This movie followed the premise of starting with a bang and ending with a bigger one (as much as is possible for not being an action movie). It started with John Paul Getty III, which I will refer to as Paul from now on, being a carefree teenager in Rome. Never worried in his surroundings, he has followed in his father’s footsteps, enjoying freedom of nightlife. He receives a jarring “welcome to life” moment when he is kidnapped and finds out not everyone is living a charmed life or wants to be his friend. While he is held captive for six months, he writes letters to his mother as instructed by his captors. He consistently shows bravery with the demands placed on him. Being one of his grandfather’s favorite grandchildren, Paul remains hopeful he will come out of this unscathed. This is not lost on his mother either, Gail, who uses this to pressure J. Paul Getty to use his money in exchange for her son’s safe return.
The movie continues, focusing on the power struggle between right and wrong, in the viewpoints of the miserly grandfather and the hell hath no fury mother. She can’t do it all alone because J. Paul Getty trusts no one and only lets few into his inner circle. This is where Fletcher Chase, played by Mark Wahlberg, lends his assistance to Gail as she works to reach a deal with the kidnappers. He is the buffer between Gail and Grandfather Getty, and walks a tightrope between the two for much of the movie. Chase becomes the only source of comfort when the situation becomes the darkest of darks for Gail, and when hope seems to be getting farther within her grasp. Her drug addicted husband comes back into her life, ever briefly, to assert his silent power. It is a powerful scene because you can see the turmoil within everyone seated at the table. The saga comes to an end with suspense much in the vein of something you might see in a film noir movie. This story is about wealth and the fear of losing it as much as it is about dependence and independence from one’s family.
I was excited about this movie when I first saw the trailer. I’m still excited about this movie now that I’ve seen it. I kept in mind the dysfunction, almost inherent in the Getty name, because money often corrupts people. It pulled most everyone in different directions, ranging from the kidnappers to the Getty family members. There was a slight twinge of sorrow for J. Paul Getty, but it didn’t last long. There was a reason he spent more time on his profits than his family. His marriage to his money was most important, and I can’t say enough positive things about how Christopher Plummer embodied this crucial part. The ending scenes with the newspapers and painting could not have been effective with a less seasoned actor. Some of the best scenes were between Michelle Williams and Christopher Plummer, and only heightened because the characters were polar opposites.
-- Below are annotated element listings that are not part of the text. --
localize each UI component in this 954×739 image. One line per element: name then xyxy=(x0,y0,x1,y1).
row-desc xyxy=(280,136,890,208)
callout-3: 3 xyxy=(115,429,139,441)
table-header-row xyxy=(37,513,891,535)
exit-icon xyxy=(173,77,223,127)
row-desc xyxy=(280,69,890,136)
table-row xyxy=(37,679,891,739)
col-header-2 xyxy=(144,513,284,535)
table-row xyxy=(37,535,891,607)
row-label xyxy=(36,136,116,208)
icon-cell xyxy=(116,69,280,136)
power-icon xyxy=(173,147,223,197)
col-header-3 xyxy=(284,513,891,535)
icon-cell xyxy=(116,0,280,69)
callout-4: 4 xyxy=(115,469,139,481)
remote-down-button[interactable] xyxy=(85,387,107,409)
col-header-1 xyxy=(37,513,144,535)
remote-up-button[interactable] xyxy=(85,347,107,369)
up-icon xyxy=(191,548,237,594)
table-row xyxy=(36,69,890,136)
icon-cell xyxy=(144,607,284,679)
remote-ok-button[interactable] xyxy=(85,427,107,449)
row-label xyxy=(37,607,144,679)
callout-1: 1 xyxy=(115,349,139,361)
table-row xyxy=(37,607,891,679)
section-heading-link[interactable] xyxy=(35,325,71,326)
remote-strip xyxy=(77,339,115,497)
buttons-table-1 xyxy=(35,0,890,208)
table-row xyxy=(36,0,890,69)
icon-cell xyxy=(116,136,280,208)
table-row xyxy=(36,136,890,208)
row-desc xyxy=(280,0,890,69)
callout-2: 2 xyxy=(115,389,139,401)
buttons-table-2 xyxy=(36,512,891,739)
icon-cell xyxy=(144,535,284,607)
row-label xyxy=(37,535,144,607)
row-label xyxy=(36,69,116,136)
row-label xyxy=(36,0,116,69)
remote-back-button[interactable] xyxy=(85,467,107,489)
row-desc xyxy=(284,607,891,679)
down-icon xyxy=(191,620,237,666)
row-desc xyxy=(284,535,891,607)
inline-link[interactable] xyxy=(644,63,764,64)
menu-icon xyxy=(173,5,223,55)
Yet, each desired similar things, both hinging on the preservation of the Getty name. The scenes between Michelle Williams and Romain Duris were also solid. There is no doubt All the Money in the World allowed a glimpse into the life of the Getty family, taking away that money can bend people either way, especially depending on where you stand in relation to J. Paul Getty.
This movie targeted primarily adults, especially those interested in family drama, although I did see a five-year old in the theater. This is a straightforward story without much actual surprise, and yet it kept my attention throughout the whole movie. This is a tried and true biopic drama. Despite it having a slower pace, and while the actual events played out in 1973, the movie was able to provide a newness. There could have been a little more closure between the grandfather and grandson at the end, but I still recommend it for all the listed above. I was looking for a listing of how each person evolved after 1973 when the movie ended so I included one below. The family has been riddled with drug addiction and divorce, but this just isn’t a Getty issue. I end with a flashback of me reading my Seventeen magazine in middle school. There was a picture of a young Milla Jovovich with her friend, from what I remember he was listed as Balty, in several teeny bob poses. I then saw Balthazar Getty in Lord of the Flies. So yes, the Getty’s tend to be everywhere.
George Getty is the father of J. Paul Getty. He lived from 1885 to 1930.
J. Paul Getty is the father of five sons. He lived from 1892 to 1976. He is portrayed by Christopher Plummer.
I surprisingly could not find much about Abigail Harris Getty. She is portrayed by Michelle Williams. She remains a little elusive, which is probably the way she wants it.
If you’re a little heartbroken, don’t be. Danny Boyle and Simon Beaufoy is currently filming a show for FX, Trust, based on the kidnapping of John Paul Getty III. Donald Sutherland is J. Paul Getty, Harris Dickinson is John Paul Getty III, and Hilary Swank is Gail Getty. This should be interesting.
I rate All the Money in the World a rating of four fingers at 90%.